The U.K. has very low admissibility criteria, in relation to being a U.K. citizen and having a postal code that is verified on the system. But certainly as of this summer, when I last looked at it, something like just fewer than 25,000 petitions had been rejected as inadmissible in some way, either because they were not clear enough in what they were asking for or were duplicates of other petitions. There was an issue there in relation to clarity, as to what people were being asked to do and whether they clearly understood it. Also, in terms of a concern around duplication, how do you deal with petitions that are very similar?

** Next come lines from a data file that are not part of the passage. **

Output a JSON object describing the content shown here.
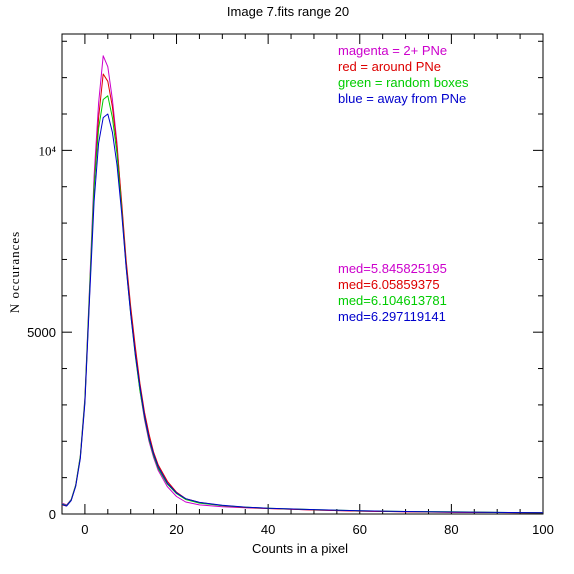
{
  "chart_data": {
    "type": "line",
    "title": "Image 7.fits   range 20",
    "xlabel": "Counts in a pixel",
    "ylabel": "N occurances",
    "xlim": [
      -5,
      100
    ],
    "ylim": [
      0,
      13200
    ],
    "x_ticks": [
      0,
      20,
      40,
      60,
      80,
      100
    ],
    "x_tick_labels": [
      "0",
      "20",
      "40",
      "60",
      "80",
      "100"
    ],
    "y_ticks": [
      0,
      5000,
      10000
    ],
    "y_tick_labels": [
      "0",
      "5000",
      "10⁴"
    ],
    "grid": false,
    "series": [
      {
        "color": "#cc00cc",
        "x": [
          -5,
          -4,
          -3,
          -2,
          -1,
          0,
          1,
          2,
          3,
          4,
          5,
          6,
          7,
          8,
          9,
          10,
          11,
          12,
          13,
          14,
          15,
          16,
          18,
          20,
          22,
          25,
          30,
          35,
          40,
          50,
          60,
          70,
          80,
          90,
          100
        ],
        "y": [
          300,
          250,
          400,
          800,
          1600,
          3200,
          6200,
          9300,
          11300,
          12600,
          12300,
          11400,
          10200,
          8500,
          6900,
          5600,
          4400,
          3400,
          2600,
          2000,
          1550,
          1200,
          750,
          480,
          330,
          250,
          200,
          170,
          150,
          110,
          80,
          60,
          50,
          40,
          35
        ]
      },
      {
        "color": "#dd0000",
        "x": [
          -5,
          -4,
          -3,
          -2,
          -1,
          0,
          1,
          2,
          3,
          4,
          5,
          6,
          7,
          8,
          9,
          10,
          11,
          12,
          13,
          14,
          15,
          16,
          18,
          20,
          22,
          25,
          30,
          35,
          40,
          50,
          60,
          70,
          80,
          90,
          100
        ],
        "y": [
          250,
          220,
          380,
          780,
          1550,
          3100,
          6000,
          9000,
          10900,
          12100,
          11900,
          11200,
          10100,
          8600,
          7000,
          5700,
          4600,
          3600,
          2800,
          2200,
          1700,
          1350,
          900,
          600,
          420,
          320,
          230,
          180,
          150,
          110,
          80,
          60,
          50,
          40,
          30
        ]
      },
      {
        "color": "#00cc00",
        "x": [
          -5,
          -4,
          -3,
          -2,
          -1,
          0,
          1,
          2,
          3,
          4,
          5,
          6,
          7,
          8,
          9,
          10,
          11,
          12,
          13,
          14,
          15,
          16,
          18,
          20,
          22,
          25,
          30,
          35,
          40,
          50,
          60,
          70,
          80,
          90,
          100
        ],
        "y": [
          280,
          230,
          390,
          790,
          1580,
          3150,
          6100,
          9000,
          10600,
          11400,
          11500,
          10900,
          9900,
          8400,
          6800,
          5500,
          4350,
          3400,
          2650,
          2050,
          1600,
          1250,
          820,
          560,
          400,
          300,
          230,
          190,
          160,
          120,
          90,
          70,
          60,
          45,
          35
        ]
      },
      {
        "color": "#0000cc",
        "x": [
          -5,
          -4,
          -3,
          -2,
          -1,
          0,
          1,
          2,
          3,
          4,
          5,
          6,
          7,
          8,
          9,
          10,
          11,
          12,
          13,
          14,
          15,
          16,
          18,
          20,
          22,
          25,
          30,
          35,
          40,
          50,
          60,
          70,
          80,
          90,
          100
        ],
        "y": [
          260,
          220,
          370,
          760,
          1520,
          3050,
          5900,
          8600,
          10200,
          10900,
          11000,
          10500,
          9600,
          8300,
          6800,
          5500,
          4400,
          3500,
          2700,
          2100,
          1650,
          1300,
          850,
          580,
          420,
          320,
          240,
          190,
          160,
          120,
          90,
          70,
          55,
          45,
          35
        ]
      }
    ],
    "legend": [
      {
        "text": "magenta = 2+ PNe",
        "color": "#cc00cc"
      },
      {
        "text": "red = around PNe",
        "color": "#dd0000"
      },
      {
        "text": "green = random boxes",
        "color": "#00cc00"
      },
      {
        "text": "blue = away from PNe",
        "color": "#0000cc"
      }
    ],
    "medians": [
      {
        "text": "med=5.845825195",
        "color": "#cc00cc"
      },
      {
        "text": "med=6.05859375",
        "color": "#dd0000"
      },
      {
        "text": "med=6.104613781",
        "color": "#00cc00"
      },
      {
        "text": "med=6.297119141",
        "color": "#0000cc"
      }
    ]
  }
}
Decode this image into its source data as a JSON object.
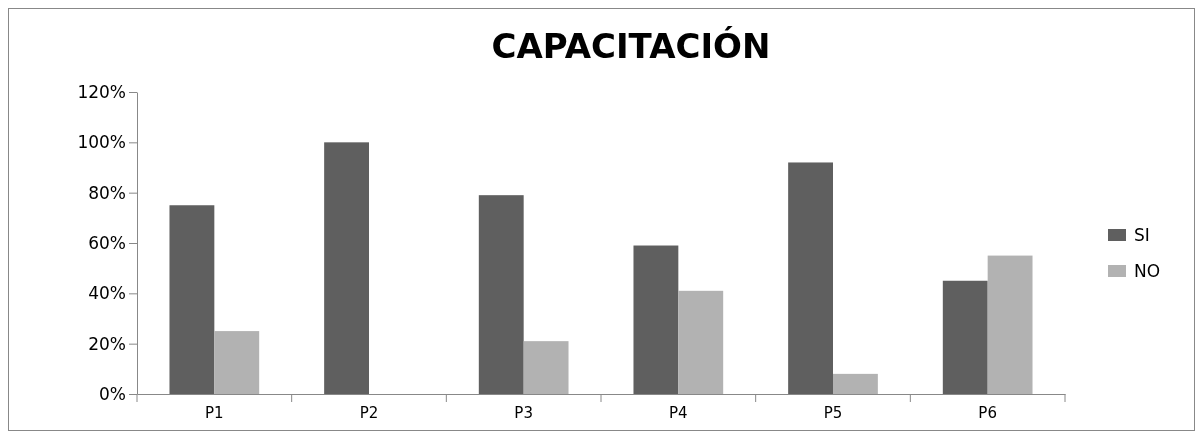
{
  "chart_data": {
    "type": "bar",
    "title": "CAPACITACIÓN",
    "categories": [
      "P1",
      "P2",
      "P3",
      "P4",
      "P5",
      "P6"
    ],
    "series": [
      {
        "name": "SI",
        "color": "#5f5f5f",
        "values": [
          75,
          100,
          79,
          59,
          92,
          45
        ]
      },
      {
        "name": "NO",
        "color": "#b2b2b2",
        "values": [
          25,
          0,
          21,
          41,
          8,
          55
        ]
      }
    ],
    "ylim": [
      0,
      120
    ],
    "yticks": [
      {
        "value": 0,
        "label": "0%"
      },
      {
        "value": 20,
        "label": "20%"
      },
      {
        "value": 40,
        "label": "40%"
      },
      {
        "value": 60,
        "label": "60%"
      },
      {
        "value": 80,
        "label": "80%"
      },
      {
        "value": 100,
        "label": "100%"
      },
      {
        "value": 120,
        "label": "120%"
      }
    ],
    "grid": false,
    "legend": "right"
  }
}
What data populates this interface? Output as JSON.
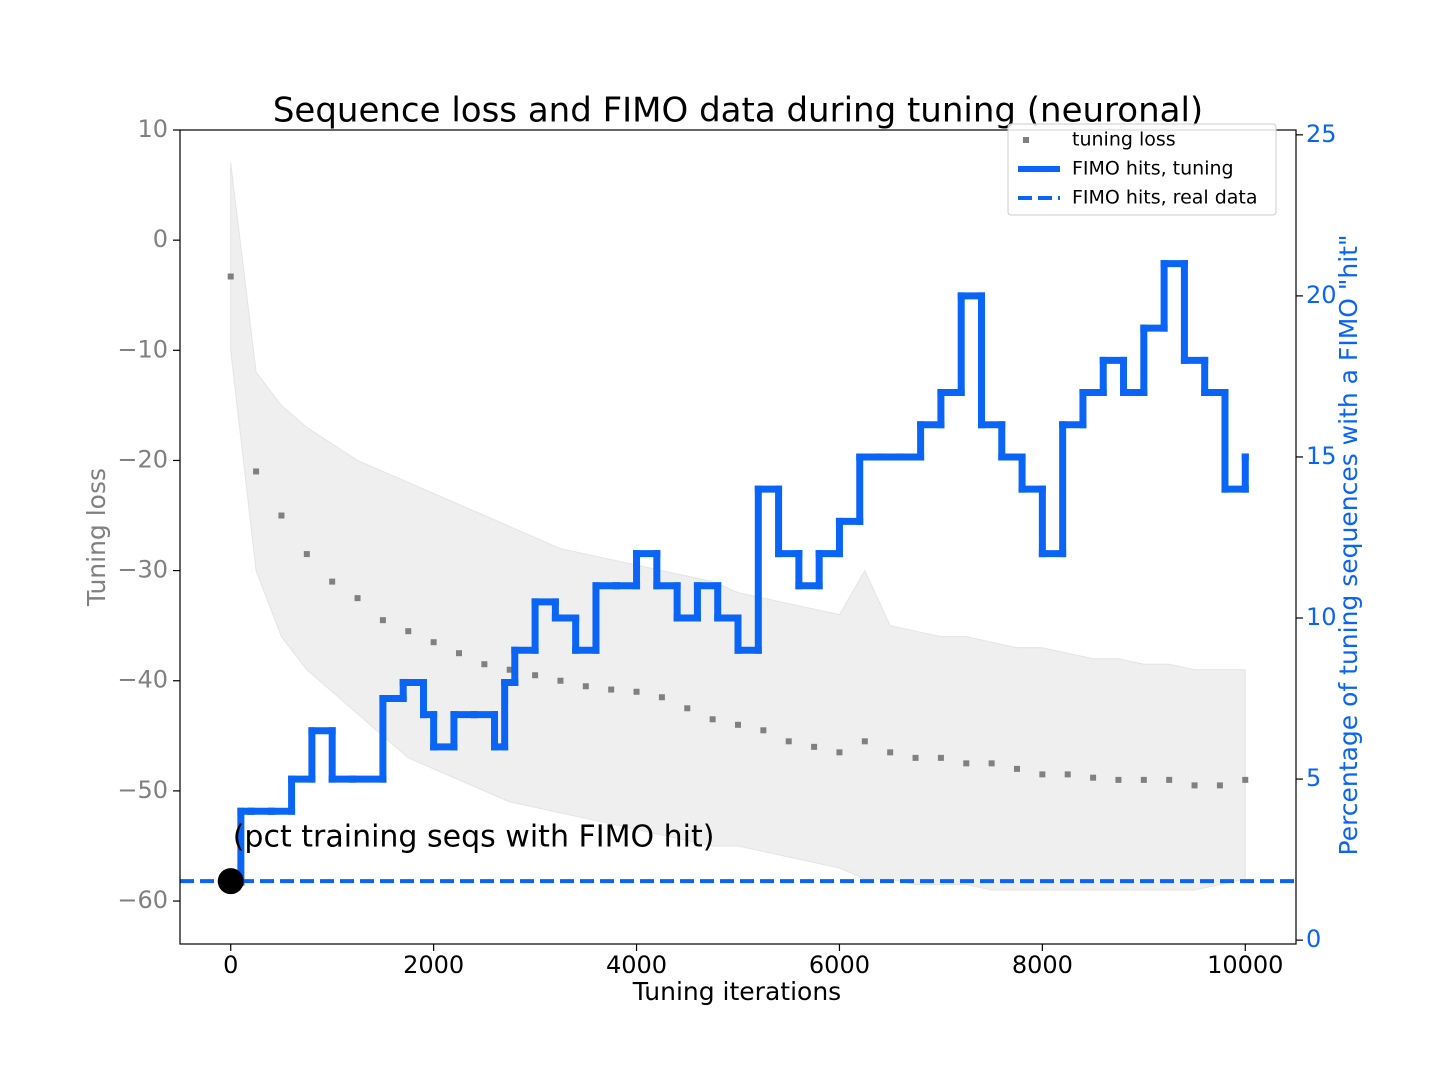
{
  "chart_data": {
    "type": "dual-axis-line",
    "title": "Sequence loss and FIMO data during tuning (neuronal)",
    "x_label": "Tuning iterations",
    "y_label": "Tuning loss",
    "y2_label": "Percentage of tuning sequences with a FIMO \"hit\"",
    "annotation": "(pct training seqs with FIMO hit)",
    "xlim": [
      -500,
      10500
    ],
    "xticks": [
      0,
      2000,
      4000,
      6000,
      8000,
      10000
    ],
    "ylim": [
      -63.9,
      10
    ],
    "yticks": [
      {
        "value": -60,
        "label": "−60"
      },
      {
        "value": -50,
        "label": "−50"
      },
      {
        "value": -40,
        "label": "−40"
      },
      {
        "value": -30,
        "label": "−30"
      },
      {
        "value": -20,
        "label": "−20"
      },
      {
        "value": -10,
        "label": "−10"
      },
      0,
      10
    ],
    "y2lim": [
      -0.12,
      25.15
    ],
    "y2ticks": [
      0,
      5,
      10,
      15,
      20,
      25
    ],
    "legend": "upper right",
    "series": [
      {
        "name": "tuning loss",
        "color": "#808080",
        "style": "dotted",
        "x": [
          0,
          250,
          500,
          750,
          1000,
          1250,
          1500,
          1750,
          2000,
          2250,
          2500,
          2750,
          3000,
          3250,
          3500,
          3750,
          4000,
          4250,
          4500,
          4750,
          5000,
          5250,
          5500,
          5750,
          6000,
          6250,
          6500,
          6750,
          7000,
          7250,
          7500,
          7750,
          8000,
          8250,
          8500,
          8750,
          9000,
          9250,
          9500,
          9750,
          10000
        ],
        "values": [
          -3.3,
          -21,
          -25,
          -28.5,
          -31,
          -32.5,
          -34.5,
          -35.5,
          -36.5,
          -37.5,
          -38.5,
          -39,
          -39.5,
          -40,
          -40.5,
          -40.8,
          -41,
          -41.5,
          -42.5,
          -43.5,
          -44,
          -44.5,
          -45.5,
          -46,
          -46.5,
          -45.5,
          -46.5,
          -47,
          -47,
          -47.5,
          -47.5,
          -48,
          -48.5,
          -48.5,
          -48.8,
          -49,
          -49,
          -49,
          -49.5,
          -49.5,
          -49
        ],
        "band_upper": [
          7,
          -12,
          -15,
          -17,
          -18.5,
          -20,
          -21,
          -22,
          -23,
          -24,
          -25,
          -26,
          -27,
          -28,
          -28.5,
          -29,
          -29.5,
          -30,
          -30.5,
          -31,
          -32,
          -32.5,
          -33,
          -33.5,
          -34,
          -30,
          -35,
          -35.5,
          -36,
          -36,
          -36.5,
          -37,
          -37,
          -37.5,
          -38,
          -38,
          -38.5,
          -38.5,
          -39,
          -39,
          -39
        ],
        "band_lower": [
          -10,
          -30,
          -36,
          -39,
          -41,
          -43,
          -45,
          -47,
          -48,
          -49,
          -50,
          -51,
          -51.5,
          -52,
          -52.5,
          -53,
          -53.5,
          -54,
          -54.5,
          -55,
          -55,
          -55.5,
          -56,
          -56.5,
          -57,
          -58,
          -58,
          -58.5,
          -58.5,
          -58.5,
          -59,
          -59,
          -59,
          -59,
          -59,
          -59,
          -59,
          -59,
          -59,
          -58.5,
          -58
        ]
      },
      {
        "name": "FIMO hits, tuning",
        "color": "#0a64f5",
        "style": "step",
        "axis": "y2",
        "x": [
          0,
          100,
          200,
          400,
          600,
          800,
          1000,
          1200,
          1500,
          1700,
          1900,
          2000,
          2200,
          2400,
          2600,
          2700,
          2800,
          3000,
          3200,
          3400,
          3600,
          3800,
          4000,
          4200,
          4400,
          4600,
          4800,
          5000,
          5200,
          5400,
          5600,
          5800,
          6000,
          6200,
          6400,
          6600,
          6800,
          7000,
          7200,
          7400,
          7600,
          7800,
          8000,
          8200,
          8400,
          8600,
          8800,
          9000,
          9200,
          9400,
          9600,
          9800,
          10000
        ],
        "values": [
          1.8,
          4,
          4,
          4,
          5,
          6.5,
          5,
          5,
          7.5,
          8,
          7,
          6,
          7,
          7,
          6,
          8,
          9,
          10.5,
          10,
          9,
          11,
          11,
          12,
          11,
          10,
          11,
          10,
          9,
          14,
          12,
          11,
          12,
          13,
          15,
          15,
          15,
          16,
          17,
          20,
          16,
          15,
          14,
          12,
          16,
          17,
          18,
          17,
          19,
          21,
          18,
          17,
          14,
          15
        ]
      },
      {
        "name": "FIMO hits, real data",
        "color": "#0a64f5",
        "style": "dashed",
        "axis": "y2",
        "values": [
          1.83
        ]
      }
    ]
  }
}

Third, what is the role of MPs in this? Originally, in the House of Commons members wanted quite a gold-plated system that would provide them with direct links to petitioners and through which they would be informed when their constituents had registered a petition. That isn't really now the case with the system that we have. We have a much more flexible system, but it has caused some difficulty for members who feel that they're not terribly well informed about what their constituents are doing and the issues they are raising.
In order to have a debate on a petition, if it reaches 100,000 signatures, it's still at the call of these members to take it forward; and there was no information on the system to petitioners at the beginning to clearly indicate to them that as well as getting the 100,000 signatures they would need to get a member to sponsor it for them in the House. That caused some difficulties and delays in bringing forward a number of the petitions for consideration before the backbench business committee. There are still some issues there around whether members are getting as much information as they would like.
Then there the a wider issue of management in terms of managing the system going forward, making sure that Parliament or the House, if it is going to be responsible for it, has the skills, the capacity, and the infrastructure to develop the system, to take account of any future IT developments, social media developments, that will no doubt emerge in the coming years, and to ensure that it is kept up to date and is as easy and as flexible in the way that the lady giving evidence for Samara has indicated is necessary.
Certainly here in the U.K., government has greater access to IT capacity skills and resources than does the Parliament at the present time. Therefore, at the moment, we have a situation where it is managing the IT infrastructure and Parliament is managing the parliamentary process. Our view, very strongly, is that the parliamentary process of just going for a debate is not good enough, that there are many other ways in which the House might wish to consider petitions and in which petitioners themselves might wish Parliament to consider it. For example, going to a committee for consideration, possibly being tagged to the order paper, being related to a question in the House as opposed to a full blown debate.... There are a range of ways in which it could be considered and at the moment, the situation where only if you get 10,000 signatures do you get any kind of written response from a government minister and only if you get to 100,000 would it be considered for a debate is rather inflexible.
Those are, broadly, the key concerns.